I have always had trouble trying to find an accurate definition for the word “man”. Is it gender or a role to be played as expected by society? Perhaps it is a commitment of some kind. Then I read this story of a young man growing up in rural Louisiana and how he finds his way even with the poverty and abuse that he suffered and shook his beliefs. Here is someone who feels his difference and tries to overcome before he can deal with it. He tells us that he has spent his whole life trying to fit in but then it took the rest of his life to realize that some men are not like others and are meant to stand out from the rest. While the book deals with Blow’s sexuality it is really about finding out what is a man in a place where the rules that had been written and accepted don’t include the “strength that comes from divergence.” Here is a courageous story of an honest man who stops running and realizes who he is.
By reading this we better understand poverty, the south, racism, sex, fear, rage, and love.

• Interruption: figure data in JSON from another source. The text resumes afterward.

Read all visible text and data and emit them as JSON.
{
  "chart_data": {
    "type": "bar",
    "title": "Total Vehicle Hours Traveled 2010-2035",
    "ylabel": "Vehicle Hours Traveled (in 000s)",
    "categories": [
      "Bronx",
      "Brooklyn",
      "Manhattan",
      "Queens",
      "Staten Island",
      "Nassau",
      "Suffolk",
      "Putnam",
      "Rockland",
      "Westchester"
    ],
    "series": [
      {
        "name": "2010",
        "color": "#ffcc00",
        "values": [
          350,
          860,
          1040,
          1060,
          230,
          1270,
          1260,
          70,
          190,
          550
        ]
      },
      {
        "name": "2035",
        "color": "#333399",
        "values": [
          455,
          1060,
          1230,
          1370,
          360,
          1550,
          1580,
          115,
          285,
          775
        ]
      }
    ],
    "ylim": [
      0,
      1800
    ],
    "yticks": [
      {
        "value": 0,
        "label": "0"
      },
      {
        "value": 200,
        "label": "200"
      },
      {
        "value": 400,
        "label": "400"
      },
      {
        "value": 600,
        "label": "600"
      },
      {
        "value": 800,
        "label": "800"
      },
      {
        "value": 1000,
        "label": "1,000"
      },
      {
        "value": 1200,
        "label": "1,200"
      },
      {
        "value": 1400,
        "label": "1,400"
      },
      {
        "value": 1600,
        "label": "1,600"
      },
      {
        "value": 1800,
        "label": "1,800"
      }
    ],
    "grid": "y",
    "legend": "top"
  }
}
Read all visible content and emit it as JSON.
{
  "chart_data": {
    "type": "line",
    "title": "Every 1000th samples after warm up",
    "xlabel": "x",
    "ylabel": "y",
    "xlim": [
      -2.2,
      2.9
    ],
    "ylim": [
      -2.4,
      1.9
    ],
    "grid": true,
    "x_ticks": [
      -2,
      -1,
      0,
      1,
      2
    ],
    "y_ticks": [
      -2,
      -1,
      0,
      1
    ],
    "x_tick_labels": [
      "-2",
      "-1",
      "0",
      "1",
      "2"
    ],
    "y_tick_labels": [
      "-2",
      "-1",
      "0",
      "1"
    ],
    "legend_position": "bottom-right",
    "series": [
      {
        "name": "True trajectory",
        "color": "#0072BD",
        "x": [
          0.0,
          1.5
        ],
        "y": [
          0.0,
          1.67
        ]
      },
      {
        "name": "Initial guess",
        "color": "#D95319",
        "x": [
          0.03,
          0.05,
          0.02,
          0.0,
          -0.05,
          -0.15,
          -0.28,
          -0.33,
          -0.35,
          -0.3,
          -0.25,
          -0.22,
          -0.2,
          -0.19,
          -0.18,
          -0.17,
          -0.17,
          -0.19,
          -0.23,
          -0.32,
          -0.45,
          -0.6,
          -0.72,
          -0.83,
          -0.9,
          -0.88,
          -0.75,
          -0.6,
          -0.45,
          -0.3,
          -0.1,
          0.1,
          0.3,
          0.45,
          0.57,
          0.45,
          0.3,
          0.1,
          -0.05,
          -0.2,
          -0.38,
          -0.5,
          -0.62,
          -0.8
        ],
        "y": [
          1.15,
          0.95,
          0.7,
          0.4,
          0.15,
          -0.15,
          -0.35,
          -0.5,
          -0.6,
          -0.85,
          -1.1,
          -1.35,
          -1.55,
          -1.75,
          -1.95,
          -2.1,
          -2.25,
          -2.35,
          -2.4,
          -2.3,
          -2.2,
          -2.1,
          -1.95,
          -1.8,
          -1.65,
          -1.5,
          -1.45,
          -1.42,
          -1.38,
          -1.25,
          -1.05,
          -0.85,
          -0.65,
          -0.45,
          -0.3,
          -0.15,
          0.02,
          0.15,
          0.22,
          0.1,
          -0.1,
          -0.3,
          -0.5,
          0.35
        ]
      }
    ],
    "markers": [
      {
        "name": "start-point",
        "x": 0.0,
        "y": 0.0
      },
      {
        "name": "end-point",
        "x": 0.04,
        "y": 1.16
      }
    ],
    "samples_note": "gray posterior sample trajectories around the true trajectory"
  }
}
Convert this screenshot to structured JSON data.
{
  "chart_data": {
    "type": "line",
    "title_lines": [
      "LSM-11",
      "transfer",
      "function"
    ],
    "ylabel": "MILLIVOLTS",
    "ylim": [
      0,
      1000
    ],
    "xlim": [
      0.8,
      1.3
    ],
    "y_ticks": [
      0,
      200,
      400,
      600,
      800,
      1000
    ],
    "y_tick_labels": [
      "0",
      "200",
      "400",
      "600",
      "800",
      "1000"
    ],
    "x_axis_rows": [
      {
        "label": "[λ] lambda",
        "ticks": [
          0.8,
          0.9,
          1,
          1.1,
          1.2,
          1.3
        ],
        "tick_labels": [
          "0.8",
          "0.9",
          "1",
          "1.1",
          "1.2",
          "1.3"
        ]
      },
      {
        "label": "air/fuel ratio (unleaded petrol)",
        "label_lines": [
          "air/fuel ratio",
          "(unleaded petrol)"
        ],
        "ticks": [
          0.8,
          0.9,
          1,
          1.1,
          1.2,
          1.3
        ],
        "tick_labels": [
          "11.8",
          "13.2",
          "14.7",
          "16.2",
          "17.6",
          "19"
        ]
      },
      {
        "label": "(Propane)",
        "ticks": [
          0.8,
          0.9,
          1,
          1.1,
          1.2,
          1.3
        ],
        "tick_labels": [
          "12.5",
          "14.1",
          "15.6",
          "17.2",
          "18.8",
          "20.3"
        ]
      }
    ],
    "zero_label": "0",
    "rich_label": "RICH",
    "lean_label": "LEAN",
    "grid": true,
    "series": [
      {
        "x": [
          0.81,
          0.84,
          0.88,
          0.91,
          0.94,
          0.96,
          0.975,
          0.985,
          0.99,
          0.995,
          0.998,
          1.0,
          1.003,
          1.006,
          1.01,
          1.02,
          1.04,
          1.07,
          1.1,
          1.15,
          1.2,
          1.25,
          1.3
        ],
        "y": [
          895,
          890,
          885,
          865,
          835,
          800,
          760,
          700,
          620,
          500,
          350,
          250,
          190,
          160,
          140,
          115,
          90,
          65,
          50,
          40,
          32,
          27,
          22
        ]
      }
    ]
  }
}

Here is a guy from a small town who grew up in extreme poverty in the segregationist Deep South and then became a columnist at The New York Times. He suffered through racism and poverty and we read where he took on sexuality, religion and social hierarchy in the African-American community and in doing so has revealed his inner soul and yet he became one “America’s most intriguing public intellectuals.” His story is self-critical and he says things that we cannot ignore and this is a story that few men and even fewer Black men can tell. Blow’s brilliant and self-critical narrative contains truths which no American can afford to ignore, and which few black men have dared to tell.